June 30 deadline for VAT refund claims upheld

The ECJ has held the June 30 deadline for foreign business to file VAT refund claims to be mandatory. Claims filed later cannot be accepted.

A Dutch company claimed refund of its Italian VAT in July of the following year. The Italian authorities refused because the June 30 deadline of Italian law and the Eighth Directive had been missed. The company responded with a submission that the Eighth Directive was indicative, rather than mandatory, and that its refund claim should at least be reviewed for justification in substance.

The ECJ has now held that the Eighth Directive (now the VAT Directive) June 30 deadline for filing VAT refund claims by foreign businesses is exclusive. If it is not met, the right to file is lost. The court accepted that the binding nature of the deadline was not clear from the Italian or English texts of the directive, but pointed out that the Dutch, German and French texts were absolutely unambiguous.
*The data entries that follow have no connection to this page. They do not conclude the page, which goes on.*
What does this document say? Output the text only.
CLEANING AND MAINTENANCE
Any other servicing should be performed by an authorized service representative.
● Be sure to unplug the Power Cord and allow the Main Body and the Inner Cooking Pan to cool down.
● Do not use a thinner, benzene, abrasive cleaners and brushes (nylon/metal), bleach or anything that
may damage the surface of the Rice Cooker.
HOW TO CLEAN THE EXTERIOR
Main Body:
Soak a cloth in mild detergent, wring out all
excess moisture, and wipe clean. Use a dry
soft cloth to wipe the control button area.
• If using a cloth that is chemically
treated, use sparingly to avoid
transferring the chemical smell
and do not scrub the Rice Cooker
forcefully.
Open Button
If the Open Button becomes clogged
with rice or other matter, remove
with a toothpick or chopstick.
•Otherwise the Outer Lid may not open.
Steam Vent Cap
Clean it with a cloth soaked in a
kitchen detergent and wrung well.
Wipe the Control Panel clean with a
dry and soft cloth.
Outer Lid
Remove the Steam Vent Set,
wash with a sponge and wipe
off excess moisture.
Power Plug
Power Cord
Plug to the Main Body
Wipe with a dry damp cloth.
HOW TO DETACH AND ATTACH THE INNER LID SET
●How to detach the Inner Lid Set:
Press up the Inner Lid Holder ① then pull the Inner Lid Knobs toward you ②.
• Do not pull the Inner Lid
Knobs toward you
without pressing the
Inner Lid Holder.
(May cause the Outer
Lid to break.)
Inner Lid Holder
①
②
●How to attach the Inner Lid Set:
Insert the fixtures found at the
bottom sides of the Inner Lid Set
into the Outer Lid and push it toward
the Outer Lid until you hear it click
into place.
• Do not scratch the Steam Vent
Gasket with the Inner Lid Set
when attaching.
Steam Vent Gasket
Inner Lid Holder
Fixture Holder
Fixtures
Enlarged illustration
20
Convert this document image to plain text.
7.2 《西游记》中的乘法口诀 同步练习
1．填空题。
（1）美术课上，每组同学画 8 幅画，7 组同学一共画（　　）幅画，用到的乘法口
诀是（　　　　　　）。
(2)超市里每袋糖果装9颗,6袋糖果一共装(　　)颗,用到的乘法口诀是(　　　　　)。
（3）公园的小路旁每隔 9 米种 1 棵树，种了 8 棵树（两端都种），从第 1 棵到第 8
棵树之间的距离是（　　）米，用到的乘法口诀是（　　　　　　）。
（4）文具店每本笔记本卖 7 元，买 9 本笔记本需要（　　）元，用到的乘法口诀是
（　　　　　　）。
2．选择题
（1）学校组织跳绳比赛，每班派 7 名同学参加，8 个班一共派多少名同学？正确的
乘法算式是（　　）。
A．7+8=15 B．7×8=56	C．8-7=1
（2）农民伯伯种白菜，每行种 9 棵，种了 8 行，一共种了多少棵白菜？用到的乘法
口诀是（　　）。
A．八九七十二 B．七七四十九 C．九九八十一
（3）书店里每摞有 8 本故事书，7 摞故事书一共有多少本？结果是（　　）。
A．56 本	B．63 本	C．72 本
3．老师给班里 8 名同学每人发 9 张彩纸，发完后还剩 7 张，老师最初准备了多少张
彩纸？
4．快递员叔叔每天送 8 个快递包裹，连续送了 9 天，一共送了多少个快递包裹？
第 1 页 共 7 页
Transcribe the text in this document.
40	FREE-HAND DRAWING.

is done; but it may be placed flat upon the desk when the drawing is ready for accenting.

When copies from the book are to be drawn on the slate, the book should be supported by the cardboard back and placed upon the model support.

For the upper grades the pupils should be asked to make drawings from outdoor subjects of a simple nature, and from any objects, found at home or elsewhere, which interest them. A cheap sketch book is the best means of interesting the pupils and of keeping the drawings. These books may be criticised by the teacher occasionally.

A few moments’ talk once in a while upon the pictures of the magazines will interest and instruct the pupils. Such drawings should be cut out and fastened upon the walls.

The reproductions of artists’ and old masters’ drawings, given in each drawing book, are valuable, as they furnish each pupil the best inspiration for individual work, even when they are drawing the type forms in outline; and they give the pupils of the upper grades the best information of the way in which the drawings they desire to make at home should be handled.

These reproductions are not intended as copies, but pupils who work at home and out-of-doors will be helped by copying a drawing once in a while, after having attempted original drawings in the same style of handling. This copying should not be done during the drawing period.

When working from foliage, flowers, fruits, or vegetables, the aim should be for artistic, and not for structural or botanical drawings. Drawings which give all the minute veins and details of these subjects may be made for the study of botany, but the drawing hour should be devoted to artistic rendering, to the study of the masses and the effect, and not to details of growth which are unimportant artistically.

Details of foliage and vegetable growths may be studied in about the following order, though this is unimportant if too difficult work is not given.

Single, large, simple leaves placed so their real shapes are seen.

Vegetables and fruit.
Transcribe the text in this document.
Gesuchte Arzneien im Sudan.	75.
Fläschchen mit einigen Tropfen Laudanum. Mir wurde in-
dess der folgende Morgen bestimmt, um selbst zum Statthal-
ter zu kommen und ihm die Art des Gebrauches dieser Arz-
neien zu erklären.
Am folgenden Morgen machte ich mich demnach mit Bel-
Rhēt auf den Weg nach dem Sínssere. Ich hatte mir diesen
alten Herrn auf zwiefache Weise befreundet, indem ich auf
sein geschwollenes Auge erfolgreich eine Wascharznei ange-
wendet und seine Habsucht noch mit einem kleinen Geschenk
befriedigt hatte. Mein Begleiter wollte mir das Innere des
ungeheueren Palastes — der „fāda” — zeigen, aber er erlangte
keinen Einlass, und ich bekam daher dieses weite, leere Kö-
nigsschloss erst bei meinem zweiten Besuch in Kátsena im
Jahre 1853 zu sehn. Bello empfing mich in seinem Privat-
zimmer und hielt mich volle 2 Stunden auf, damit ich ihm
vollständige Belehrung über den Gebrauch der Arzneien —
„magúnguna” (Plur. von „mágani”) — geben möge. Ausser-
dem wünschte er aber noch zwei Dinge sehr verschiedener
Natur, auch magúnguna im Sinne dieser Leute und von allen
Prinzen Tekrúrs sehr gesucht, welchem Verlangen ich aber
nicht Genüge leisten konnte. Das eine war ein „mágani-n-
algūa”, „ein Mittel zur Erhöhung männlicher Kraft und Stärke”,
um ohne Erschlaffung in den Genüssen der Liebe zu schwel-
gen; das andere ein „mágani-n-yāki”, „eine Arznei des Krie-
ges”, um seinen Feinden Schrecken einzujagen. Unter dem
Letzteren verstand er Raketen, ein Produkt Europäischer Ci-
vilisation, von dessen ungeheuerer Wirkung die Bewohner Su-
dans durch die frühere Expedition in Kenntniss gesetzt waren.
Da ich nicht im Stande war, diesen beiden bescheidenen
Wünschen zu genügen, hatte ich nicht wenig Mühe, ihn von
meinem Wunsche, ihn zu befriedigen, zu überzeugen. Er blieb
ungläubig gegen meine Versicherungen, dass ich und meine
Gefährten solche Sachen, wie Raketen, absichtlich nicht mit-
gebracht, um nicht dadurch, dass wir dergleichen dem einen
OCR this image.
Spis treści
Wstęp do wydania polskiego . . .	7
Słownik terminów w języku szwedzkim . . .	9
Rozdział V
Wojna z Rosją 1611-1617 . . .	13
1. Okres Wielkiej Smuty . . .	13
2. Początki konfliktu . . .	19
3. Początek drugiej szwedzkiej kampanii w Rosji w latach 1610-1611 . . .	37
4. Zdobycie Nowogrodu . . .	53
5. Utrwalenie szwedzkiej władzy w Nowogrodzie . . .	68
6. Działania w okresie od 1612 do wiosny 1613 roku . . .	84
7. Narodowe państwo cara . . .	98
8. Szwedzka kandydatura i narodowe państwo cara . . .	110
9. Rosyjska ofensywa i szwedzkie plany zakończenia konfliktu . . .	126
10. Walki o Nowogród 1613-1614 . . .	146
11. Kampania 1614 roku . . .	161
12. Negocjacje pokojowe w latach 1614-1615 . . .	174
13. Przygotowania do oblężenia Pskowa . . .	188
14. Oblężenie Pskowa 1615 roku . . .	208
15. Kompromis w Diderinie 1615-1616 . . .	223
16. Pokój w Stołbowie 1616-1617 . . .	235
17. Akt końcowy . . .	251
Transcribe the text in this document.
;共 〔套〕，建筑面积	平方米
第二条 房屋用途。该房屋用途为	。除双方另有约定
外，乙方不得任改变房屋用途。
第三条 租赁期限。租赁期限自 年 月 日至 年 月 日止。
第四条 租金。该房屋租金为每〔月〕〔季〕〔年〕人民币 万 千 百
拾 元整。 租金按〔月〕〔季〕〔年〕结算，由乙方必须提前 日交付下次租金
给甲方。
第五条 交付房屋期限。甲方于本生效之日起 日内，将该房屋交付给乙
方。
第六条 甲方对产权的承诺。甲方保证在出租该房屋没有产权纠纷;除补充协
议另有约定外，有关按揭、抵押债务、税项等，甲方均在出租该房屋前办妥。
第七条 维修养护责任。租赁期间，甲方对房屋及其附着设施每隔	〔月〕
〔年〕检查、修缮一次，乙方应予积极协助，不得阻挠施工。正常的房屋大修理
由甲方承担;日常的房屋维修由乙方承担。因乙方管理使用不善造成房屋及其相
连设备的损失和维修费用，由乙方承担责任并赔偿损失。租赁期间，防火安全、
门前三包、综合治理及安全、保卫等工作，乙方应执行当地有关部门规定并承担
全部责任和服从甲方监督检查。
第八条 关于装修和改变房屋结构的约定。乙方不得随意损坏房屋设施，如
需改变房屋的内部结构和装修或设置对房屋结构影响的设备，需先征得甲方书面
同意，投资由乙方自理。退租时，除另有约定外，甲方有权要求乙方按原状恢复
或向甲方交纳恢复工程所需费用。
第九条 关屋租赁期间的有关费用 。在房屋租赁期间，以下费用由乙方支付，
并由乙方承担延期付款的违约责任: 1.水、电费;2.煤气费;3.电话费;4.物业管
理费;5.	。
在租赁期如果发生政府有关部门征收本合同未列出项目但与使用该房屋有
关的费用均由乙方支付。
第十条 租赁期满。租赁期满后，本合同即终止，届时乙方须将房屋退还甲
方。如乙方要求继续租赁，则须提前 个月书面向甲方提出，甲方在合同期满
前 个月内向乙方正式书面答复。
It then held that EU legislation must be interpreted in like manner throughout the EU regardless of differences in wording between the various languages. In this case, the intent to fix a deadline was clear, both in the interests of legal certainty, and from the harmonisational point of view of establishing a common time limit for all EU business operators.

The ECJ case reference is C-294/11 Elsacom, judgment of June 21, 2012.